There are several ways you can accomplish this, but one of the easiest and most flexible is to use a dedicated IC called a Digital to Analog Convertor (or DAC). A DAC allows you to specify a numeric value (0..255 for an 8-bit DAC, 0..4095 for a 12-bit DAC, etc.), and the IC will output a voltage based on the supply voltage, and relative to that numeric value. For example, using a 12-bit DAC like the MCP4725 we’ll be using here, setting the value to 2048 on a 3.3V system will results in ~1.65V output on the DAC.
This guide will show you everything you need to know to be able to generate precise analog outputs using your Pi and the MCP4725 12-Bit I2C DAC, from connecting everything up, to how to use our easy Python library.
MCP4725 Breakout Board – 12-Bit DAC w/I2C Interface. Your microcontroller probably has an ADC (analog -> digital converter) but does it have a DAC (digital -> analog converter)??? Now it can! This breakout board features the easy-to-use MCP4725 12-bit DAC. Control it via I2C and send it the value you want it to output, and the VOUT pin will have it. Great for audio / analog projects, such as when you can’t use PWM but need a sine wave or adjustable bias point.

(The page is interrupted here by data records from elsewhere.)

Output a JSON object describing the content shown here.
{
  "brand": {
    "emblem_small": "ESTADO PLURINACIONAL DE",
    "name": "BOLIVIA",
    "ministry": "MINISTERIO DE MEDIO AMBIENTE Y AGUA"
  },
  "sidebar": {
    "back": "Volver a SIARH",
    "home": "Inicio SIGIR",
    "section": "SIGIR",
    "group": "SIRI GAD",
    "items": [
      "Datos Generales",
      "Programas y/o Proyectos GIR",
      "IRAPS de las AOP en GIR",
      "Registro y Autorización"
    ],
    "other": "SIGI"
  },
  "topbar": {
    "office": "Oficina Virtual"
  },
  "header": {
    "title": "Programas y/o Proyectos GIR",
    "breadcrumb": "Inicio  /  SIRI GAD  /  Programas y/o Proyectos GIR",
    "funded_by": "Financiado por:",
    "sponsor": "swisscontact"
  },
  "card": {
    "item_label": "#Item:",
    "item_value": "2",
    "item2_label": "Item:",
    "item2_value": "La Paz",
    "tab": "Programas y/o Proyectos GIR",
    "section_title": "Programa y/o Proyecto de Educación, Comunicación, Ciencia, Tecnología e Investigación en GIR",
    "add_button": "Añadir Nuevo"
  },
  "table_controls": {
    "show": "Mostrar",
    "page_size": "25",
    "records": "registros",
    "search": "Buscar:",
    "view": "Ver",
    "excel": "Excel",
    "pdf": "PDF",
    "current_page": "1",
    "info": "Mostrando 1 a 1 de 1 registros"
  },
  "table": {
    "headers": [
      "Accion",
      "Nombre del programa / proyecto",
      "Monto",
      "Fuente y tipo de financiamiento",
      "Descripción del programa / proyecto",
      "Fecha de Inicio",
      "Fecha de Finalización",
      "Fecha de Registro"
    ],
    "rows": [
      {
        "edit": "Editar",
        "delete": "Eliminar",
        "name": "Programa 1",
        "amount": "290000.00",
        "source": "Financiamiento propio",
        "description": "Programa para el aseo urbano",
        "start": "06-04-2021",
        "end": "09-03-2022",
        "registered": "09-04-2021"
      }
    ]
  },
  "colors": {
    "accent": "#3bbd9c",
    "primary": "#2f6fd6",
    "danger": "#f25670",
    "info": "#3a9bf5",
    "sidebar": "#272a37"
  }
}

We break out the ADDR pin so you can connect two of these DACs on one I2C bus, just tie the ADDR pin of one high to keep it from conflicting. Also included is a 6-pin header, for use in a breadboard. Works with both 3.3V or 5V logic.
Some nice extras with this chip: for chips that have 3.4Mbps Fast Mode I2C (Arduino’s don’t) you can update the Vout at ~200 KHz. There’s an EEPROM so if you write the output voltage, you can ‘store it’ so if the device is power cycled it will restore that voltage. The output voltage is rail-to-rail and proportional to the power pin so if you run it from 3.3V, the output range is 0-3.3V. If you run it from 5V the output range is 0-5V.